L’Opposition de l’UE à Gerhard Schröder comme Médiateur
L’implication proposée par le président russe Vladimir Poutine d’intégrer l’ancien chancelier allemand Gerhard Schröder dans les négociations de paix en Ukraine a rencontré une opposition claire tant au sein de l’Union européenne qu’en Ukraine. Kaja Kallas, la cheffe de la diplomatie européenne, a affirmé qu’accepter une telle proposition serait un choix peu judicieux pour les pays européens.
Les Motifs de l’Opposition
Schröder est perçu comme un lobbyiste de haut rang pour des entreprises d’État russes, ce qui provoque des réticences à le considérer comme un médiateur neutre. Kallas a fait remarquer que cela signifierait que Schröder serait “des deux côtés de la table”, un fait qui nuit à l’objectivité nécessaire dans les négociations.
Réactions de l’Ukraine
La réponse ukrainienne a été tout aussi négative. Le ministre des Affaires étrangères ukrainien, Andrij Sybiha, a souligné que le pays ne soutenait pas ce choix et que de nombreuses personnalités dignes représentent une meilleure option pour l’UE.

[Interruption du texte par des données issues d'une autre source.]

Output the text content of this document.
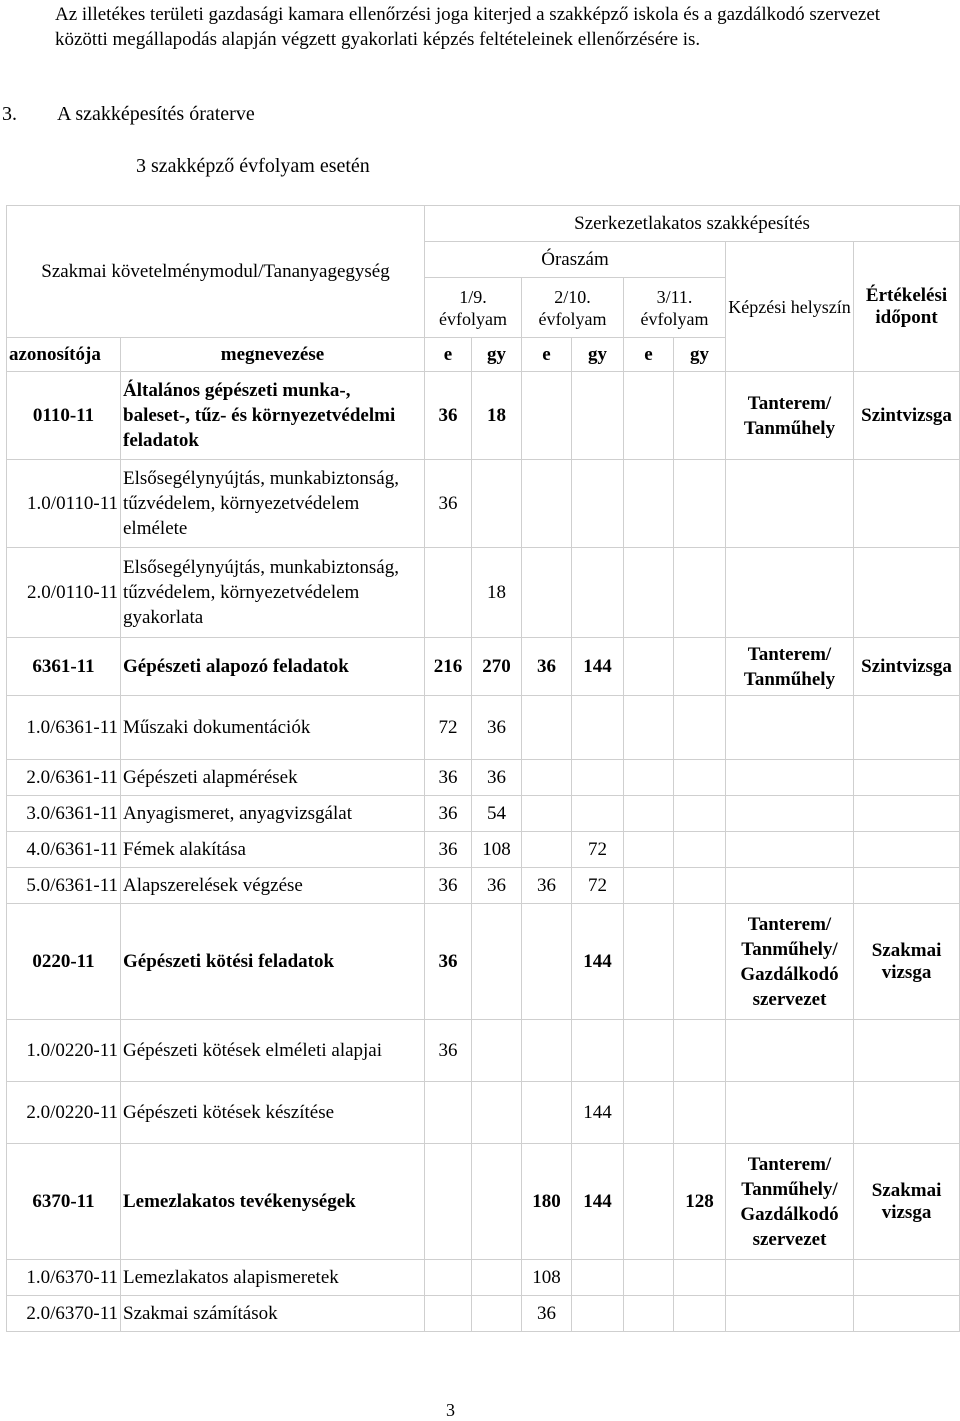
Az illetékes területi gazdasági kamara ellenőrzési joga kiterjed a szakképző iskola és a gazdálkodó szervezet közötti megállapodás alapján végzett gyakorlati képzés feltételeinek ellenőrzésére is.
3. A szakképesítés óraterve
3 szakképző évfolyam esetén
Szakmai követelménymodul/Tananyagegység		Szerkezetlakatos szakképesítés							
		Óraszám						Képzési helyszín	Értékelési időpont
		1/9. évfolyam		2/10. évfolyam		3/11. évfolyam			
azonosítója	megnevezése	e	gy	e	gy	e	gy		
0110-11	Általános gépészeti munka-, baleset-, tűz- és környezetvédelmi feladatok	36	18					Tanterem/ Tanműhely	Szintvizsga
1.0/0110-11	Elsősegélynyújtás, munkabiztonság, tűzvédelem, környezetvédelem elmélete	36							
2.0/0110-11	Elsősegélynyújtás, munkabiztonság, tűzvédelem, környezetvédelem gyakorlata		18						
6361-11	Gépészeti alapozó feladatok	216	270	36	144			Tanterem/ Tanműhely	Szintvizsga
1.0/6361-11	Műszaki dokumentációk	72	36						
2.0/6361-11	Gépészeti alapmérések	36	36						
3.0/6361-11	Anyagismeret, anyagvizsgálat	36	54						
4.0/6361-11	Fémek alakítása	36	108		72				
5.0/6361-11	Alapszerelések végzése	36	36	36	72				
0220-11	Gépészeti kötési feladatok	36			144			Tanterem/ Tanműhely/ Gazdálkodó szervezet	Szakmai vizsga
1.0/0220-11	Gépészeti kötések elméleti alapjai	36							
2.0/0220-11	Gépészeti kötések készítése				144				
6370-11	Lemezlakatos tevékenységek			180	144		128	Tanterem/ Tanműhely/ Gazdálkodó szervezet	Szakmai vizsga
1.0/6370-11	Lemezlakatos alapismeretek			108					
2.0/6370-11	Szakmai számítások			36					
3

La Position de la République Fédérale d’Allemagne
Le ministre d’État pour l’Europe, Gunther Krichbaum, a également exprimé des préoccupations similaires. Selon lui, un médiateur doit être accepté par les deux parties. Il a ajouté que le passé de Schröder le rendait inacceptable en tant que représentant neutre.
“Des amitiés étroites peuvent être légitimes, mais elles ne garantissent pas une perception équitable comme partenaire de médiation,” a déclaré Krichbaum.
Les Réactions des Ministres Européens
Les ministres des Affaires étrangères de l’UE ont unanimement rejeté la suggestion d’inclure Schröder. La ministre autrichienne, Beate Meinl-Reisinger, a insisté sur le fait qu’un négociateur devrait être désigné par l’UE, pas par la Russie. De plus, la ministre suédoise, Maria Malmer Stenergard, a qualifié cette proposition de diversion, soulignant le manque d’intérêt réel de Poutine pour des négociations de paix.
Les Opinions Divergentes
Le ministre estonien des Affaires étrangères, Margus Tsahkna, a déclaré que “Gerhard Schröder est une idée de Poutine.” Il a souligné que l’UE avait des institutions et des représentants tels que Kallas et Ursula von der Leyen qui devraient diriger ces discussions.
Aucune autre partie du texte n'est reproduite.